No que parece ter sido uma resposta ao acordo de armas, o líder supremo do Irã, aiatolá Ali Khamenei, declarou no sábado que as armas compradas não teriam resultado.

"Esses tolos acham que, ao gastar dinheiro, podem ganhar a amizade dos inimigos do Islã", afirmou Khamenei em um texto postado em seu site pessoal. "Eles são como vacas leiteiras. Serão ordenhados e, quando o leite acabar, serão abatidos".

Retórica dura de parte a parte, mas o Irã está à espera da entrega de uma frota de jatos de passageiros fabricados pela Boeing, resultado de duas transações em valor de US$ 22 bilhões com a companhia norte-americana. O mais recente contrato entre a Boeing e a companhia de aviação iraniana Iran Aseman foi assinado dois meses depois da posse de Trump.

O presidente norte-americano, cuja campanha eleitoral falava em colocar os Estados Unidos em primeiro lugar, aparentemente não está disposto a cancelar uma encomenda que deve criar 18 mil empregos.

Durante a campanha presidencial, Trump escarneceu abertamente do acordo nuclear com o Irã, definindo-o como "o pior acordo de todos os tempos". Mas em abril e maio, ele discretamente assinou a suspensão de certas sanções, para permitir que o acordo continue em vigor e que o Irã conduza negócios internacionais e reconquiste o acesso a dinheiro há muito congelado em contas nos Estados Unidos.

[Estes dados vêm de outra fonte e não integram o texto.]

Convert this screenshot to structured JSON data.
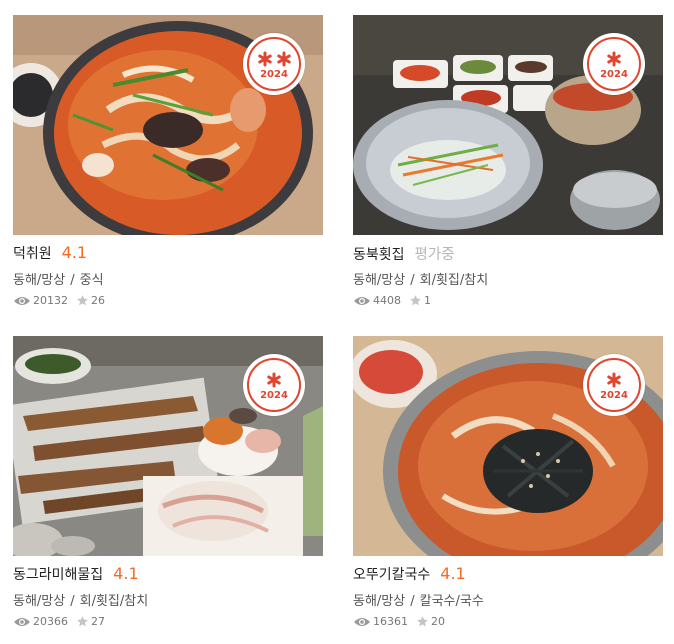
{
  "restaurants": [
    {
      "name": "덕취원",
      "score": "4.1",
      "region": "동해/망상",
      "category": "중식",
      "views": "20132",
      "favorites": "26",
      "award_year": "2024",
      "award_stars": 2
    },
    {
      "name": "동북횟집",
      "score": "평가중",
      "region": "동해/망상",
      "category": "회/횟집/참치",
      "views": "4408",
      "favorites": "1",
      "award_year": "2024",
      "award_stars": 1
    },
    {
      "name": "동그라미해물집",
      "score": "4.1",
      "region": "동해/망상",
      "category": "회/횟집/참치",
      "views": "20366",
      "favorites": "27",
      "award_year": "2024",
      "award_stars": 1
    },
    {
      "name": "오뚜기칼국수",
      "score": "4.1",
      "region": "동해/망상",
      "category": "칼국수/국수",
      "views": "16361",
      "favorites": "20",
      "award_year": "2024",
      "award_stars": 1
    }
  ],
  "separator": "/",
  "icons": {
    "views": "eye-icon",
    "favorites": "star-icon",
    "award": "flower-star-icon"
  },
  "colors": {
    "score": "#f36b25",
    "score_pending": "#b7b7b7",
    "award": "#e0452f"
  }
}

Novas indicações de que o governo Trump está disposto a um engajamento com o Irã surgiram na entrevista coletiva que o secretário de Estado norte-americano Rex Tillerson concedeu em Riad, depois do discurso linha dura do presidente. Perguntado como reagiria se o ministro do exterior iraniano Mohammad Javad Zarif telefonasse para ele, Tillerson disse que atenderia a ligação.

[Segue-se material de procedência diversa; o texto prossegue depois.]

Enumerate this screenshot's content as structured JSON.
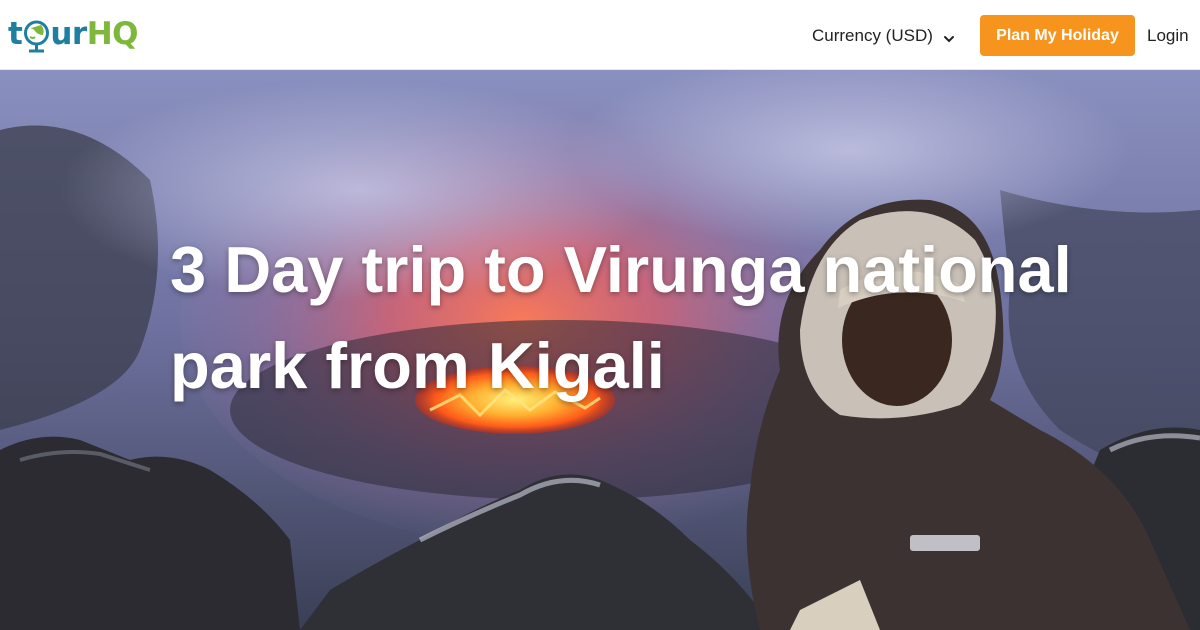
{
  "header": {
    "logo": {
      "part_tour_t": "t",
      "part_tour_rest": "ur",
      "part_hq": "HQ",
      "icon": "globe-icon"
    },
    "currency_label": "Currency (USD)",
    "currency_icon": "chevron-down-icon",
    "plan_button_label": "Plan My Holiday",
    "login_label": "Login"
  },
  "hero": {
    "title": "3 Day trip to Virunga national park from Kigali",
    "image_alt": "Person standing at the rim of a volcano crater with glowing lava lake"
  },
  "colors": {
    "brand_blue": "#1e7fa0",
    "brand_green": "#7db83a",
    "accent_orange": "#f7941d"
  }
}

"Em termos de atender ou não a ligação, eu jamais desligaria na cara de alguém que deseje falar comigo ou ter uma conversação produtiva", disse Tillerson.

O governo Trump parece ter percebido uma coisa importante sobre o Irã: o motivo mesmo para que os norte-americanos se queixem do país e se preocupem com ele –o avanço de sua influência na região– torna imperativo que os dois governos mantenham uma relação de trabalho.

Os Estados Unidos terão dificuldade para resolver os problemas do Oriente Médio sem a cooperação do Irã –no Líbano, os iranianos apoiam a facção xiita militante Hizbollah; na Síria, o país ajuda a sustentar no poder o governo do presidente Bashar Assad; no Iraque, Teerã apoia o governo do primeiro-ministro Haider al-Abadi e treina poderosas milícias xiitas; e no Iêmen, os iranianos em alguma medida apoiam a rebelião dos houthis contra o governo.

É por isso, dizem alguns analistas, que haverá espaço para compromisso caso os dois países decidam negociar. Os Estados Unidos trocariam a suspensão de suas restrições à economia do Irã por concessões do Irã quanto a questões regionais.

O governo Trump impôs uma série de sanções a pessoas e empresas iranianas depois que o Irã conduziu um teste de míssil em fevereiro. Mas isso foi apenas uma extensão da política adotada no governo Obama.
E na quinta-feira, o Comitê de Relações Exteriores do Senado aprovou diversas sanções contra o Irã por violações dos direitos humanos e apoio ao terrorismo.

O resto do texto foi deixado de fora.